Das Berliner Literaturhaus bot eine angenehme, würdige Atmosphäre, der Raum war mit ca. 130 Teilnehmern vollständig besetzt, davon viele Psychoanalytiker, vor allem der DPG, mit denen Anne-Marie Sandler  seit 25 Jahren in überregionalen klinischen Seminaren und in Supervisionsgruppen an vielen DPG – Instituten zusammenarbeitet. 

 

Es wurde ein eindrucksvoller, bewegender Abend. Wer Anne-Marie Sandler kennt, vor allem ihre lebendige Art zu erzählen, hatte bereits vorher geahnt, dass aus dem vorgesehenen Leseabend aus ihrer Biografie ein überwiegend freier Erzählabend werden würde. Sie verließ sehr rasch ihr Manuskript, das ihr nur noch als Orientierung für das Erzählen einiger Kapitel aus ihrem Buch diente, die sie zuvor zusammen mit Ludger Hermanns ausgewählt hatte und ließ sich durch kurze Kommentare oder Fragen seinerseits zu weiterem Erzählen anregen.

Anne-Marie Sandler sprach über die Umsiedlung der Familie aus Deutschland in die Schweiz lange vor ihrer Geburt, der weisen Umsicht ihres Großvaters geschuldet, der in Deutschland schon lange vor Hitler den Antisemitismus als außerordentlich bedrohlich einschätzte; über die irritierenden Gefühle als Kind, dem plötzlich die geliebte deutsche Sprache zu sprechen verboten wurde, als Hitler an die Macht kam;  über ihre ersten ängstigenden Begegnungen mit deutschen Analytikern Anfang der 80-er Jahre und über ihr langes Zögern, dem Rat eines Freundes und auch ihres Mannes Joseph Sandler zu folgen, in Deutschland mit den Psychoanalytikern der DPG Kontakte zu knüpfen, um mit ihnen psychoanalytisch zu arbeiten. Daraus wurde die bereits erwähnte bis heute bestehende intensive Zusammenarbeit, über die Anne-Marie Sandler ausführlich berichtete.

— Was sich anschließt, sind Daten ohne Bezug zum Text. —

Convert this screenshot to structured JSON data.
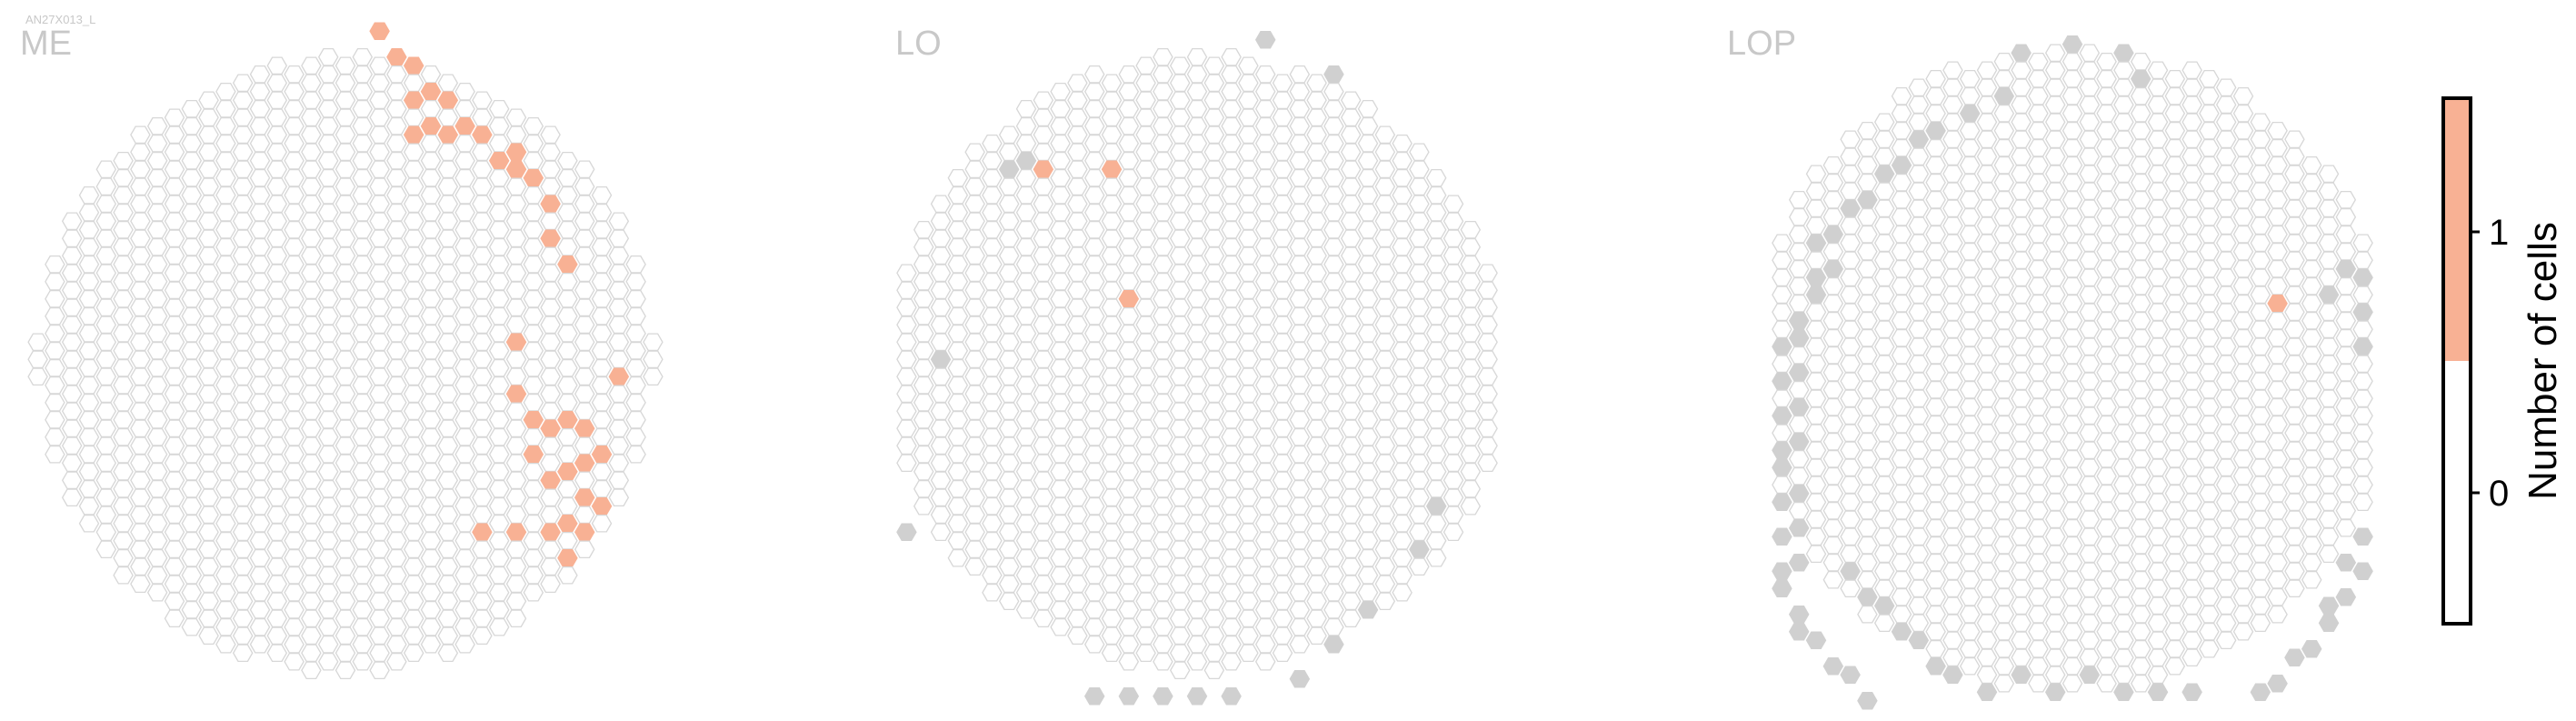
{
  "watermark": "AN27X013_L",
  "chart_data": {
    "type": "heatmap",
    "title": "",
    "panels": [
      {
        "name": "ME",
        "layout": {
          "rows": 39,
          "cols": 37
        },
        "colored": [
          [
            0,
            20
          ],
          [
            1,
            21
          ],
          [
            2,
            22
          ],
          [
            3,
            23
          ],
          [
            4,
            24
          ],
          [
            4,
            22
          ],
          [
            5,
            25
          ],
          [
            5,
            23
          ],
          [
            6,
            26
          ],
          [
            6,
            22
          ],
          [
            6,
            24
          ],
          [
            7,
            27
          ],
          [
            7,
            28
          ],
          [
            8,
            29
          ],
          [
            8,
            28
          ],
          [
            10,
            30
          ],
          [
            12,
            30
          ],
          [
            13,
            31
          ],
          [
            18,
            28
          ],
          [
            20,
            34
          ],
          [
            21,
            28
          ],
          [
            22,
            29
          ],
          [
            22,
            31
          ],
          [
            23,
            32
          ],
          [
            23,
            30
          ],
          [
            24,
            33
          ],
          [
            24,
            29
          ],
          [
            25,
            32
          ],
          [
            25,
            31
          ],
          [
            26,
            30
          ],
          [
            27,
            32
          ],
          [
            27,
            33
          ],
          [
            28,
            31
          ],
          [
            29,
            26
          ],
          [
            29,
            28
          ],
          [
            29,
            30
          ],
          [
            30,
            31
          ],
          [
            29,
            32
          ]
        ],
        "gray": []
      },
      {
        "name": "LO",
        "layout": {
          "rows": 39,
          "cols": 35
        },
        "colored": [
          [
            8,
            8
          ],
          [
            8,
            12
          ],
          [
            15,
            13
          ]
        ],
        "gray": [
          [
            0,
            21
          ],
          [
            2,
            25
          ],
          [
            8,
            6
          ],
          [
            7,
            7
          ],
          [
            19,
            2
          ],
          [
            29,
            0
          ],
          [
            38,
            11
          ],
          [
            38,
            13
          ],
          [
            38,
            15
          ],
          [
            38,
            17
          ],
          [
            38,
            19
          ],
          [
            37,
            23
          ],
          [
            35,
            25
          ],
          [
            33,
            27
          ],
          [
            30,
            30
          ],
          [
            27,
            31
          ]
        ],
        "scale": 1.0
      },
      {
        "name": "LOP",
        "layout": {
          "rows": 39,
          "cols": 35
        },
        "colored": [
          [
            15,
            29
          ]
        ],
        "gray": [
          [
            0,
            17
          ],
          [
            1,
            20
          ],
          [
            1,
            14
          ],
          [
            2,
            21
          ],
          [
            3,
            13
          ],
          [
            4,
            11
          ],
          [
            5,
            9
          ],
          [
            6,
            8
          ],
          [
            7,
            7
          ],
          [
            8,
            6
          ],
          [
            9,
            5
          ],
          [
            10,
            4
          ],
          [
            11,
            3
          ],
          [
            12,
            2
          ],
          [
            13,
            3
          ],
          [
            14,
            2
          ],
          [
            15,
            2
          ],
          [
            16,
            1
          ],
          [
            17,
            1
          ],
          [
            18,
            0
          ],
          [
            19,
            1
          ],
          [
            20,
            0
          ],
          [
            21,
            1
          ],
          [
            22,
            0
          ],
          [
            23,
            1
          ],
          [
            24,
            0
          ],
          [
            25,
            0
          ],
          [
            26,
            1
          ],
          [
            27,
            0
          ],
          [
            28,
            1
          ],
          [
            29,
            0
          ],
          [
            30,
            1
          ],
          [
            31,
            0
          ],
          [
            32,
            0
          ],
          [
            33,
            1
          ],
          [
            34,
            1
          ],
          [
            35,
            2
          ],
          [
            36,
            3
          ],
          [
            37,
            4
          ],
          [
            38,
            5
          ],
          [
            13,
            33
          ],
          [
            14,
            34
          ],
          [
            15,
            32
          ],
          [
            16,
            34
          ],
          [
            17,
            35
          ],
          [
            18,
            34
          ],
          [
            19,
            36
          ],
          [
            20,
            35
          ],
          [
            21,
            37
          ],
          [
            22,
            36
          ],
          [
            23,
            36
          ],
          [
            24,
            37
          ],
          [
            25,
            36
          ],
          [
            26,
            37
          ],
          [
            27,
            36
          ],
          [
            29,
            34
          ],
          [
            30,
            33
          ],
          [
            31,
            34
          ],
          [
            32,
            33
          ],
          [
            33,
            32
          ],
          [
            34,
            32
          ],
          [
            35,
            31
          ],
          [
            36,
            30
          ],
          [
            37,
            29
          ],
          [
            38,
            28
          ],
          [
            38,
            24
          ],
          [
            38,
            22
          ],
          [
            38,
            20
          ],
          [
            37,
            18
          ],
          [
            38,
            16
          ],
          [
            37,
            14
          ],
          [
            38,
            12
          ],
          [
            37,
            10
          ],
          [
            36,
            9
          ],
          [
            35,
            8
          ],
          [
            34,
            7
          ],
          [
            33,
            6
          ],
          [
            32,
            5
          ],
          [
            31,
            4
          ]
        ]
      }
    ],
    "colorbar": {
      "label": "Number of cells",
      "ticks": [
        "0",
        "1"
      ],
      "colors": {
        "zero": "#ffffff",
        "one": "#f8b194"
      }
    },
    "colors": {
      "cell_stroke": "#d7d7d7",
      "colored_fill": "#f8b194",
      "gray_fill": "#d0d0d0",
      "title": "#c8c8c8"
    }
  }
}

Es wurde auf eindrucksvolle Weise deutlich, wie sie mit ihrer fachlichen und persönlichen Kompetenz, mit ihrer Großzügigkeit und Toleranz und vor allem auch mit  einem langen Atem der DPG verhalf,  aus den neoanalytischen Traditionen zur Psychoanalyse zu finden, was schließlich 2009, ebenfalls mit Anne-Marie Sandler als Chair eines Committees der IPV,  zur Aufnahme in die „Internationale Psychoanalytische Vereinigung“ führte. 

 

Die sorgfältige Vorbereitung dieser Veranstaltung einschließlich der Wahl des Zeitpunkts , der 9. Mai 2015, also  der Tag nach der Befreiung vom nationalsozialistischen Terror vor 70 Jahren, ließ etwas von dem lebendig werden, was die Veranstalter in ihrer Einladung angekündigt hatten: die Erzählung  von Anne-Marie Sandler über ihren „lebenslangen Konflikt zwischen ihrer schmerzhaften Bindung an Deutschland und ihrer jüdischen Identität. Dadurch, dass sie nach Jahrzehnten der Entfremdung einen Versöhnungsprozess in der deutschen Psychoanalyse mit auf den Weg brachte, konnte sie zuletzt ihre eigenen widersprüchlichen Gefühle miteinander versöhnen.“ Ein bewegender, sehr persönlicher und gleichzeitig historisch-politisch bedeutsamer Abend.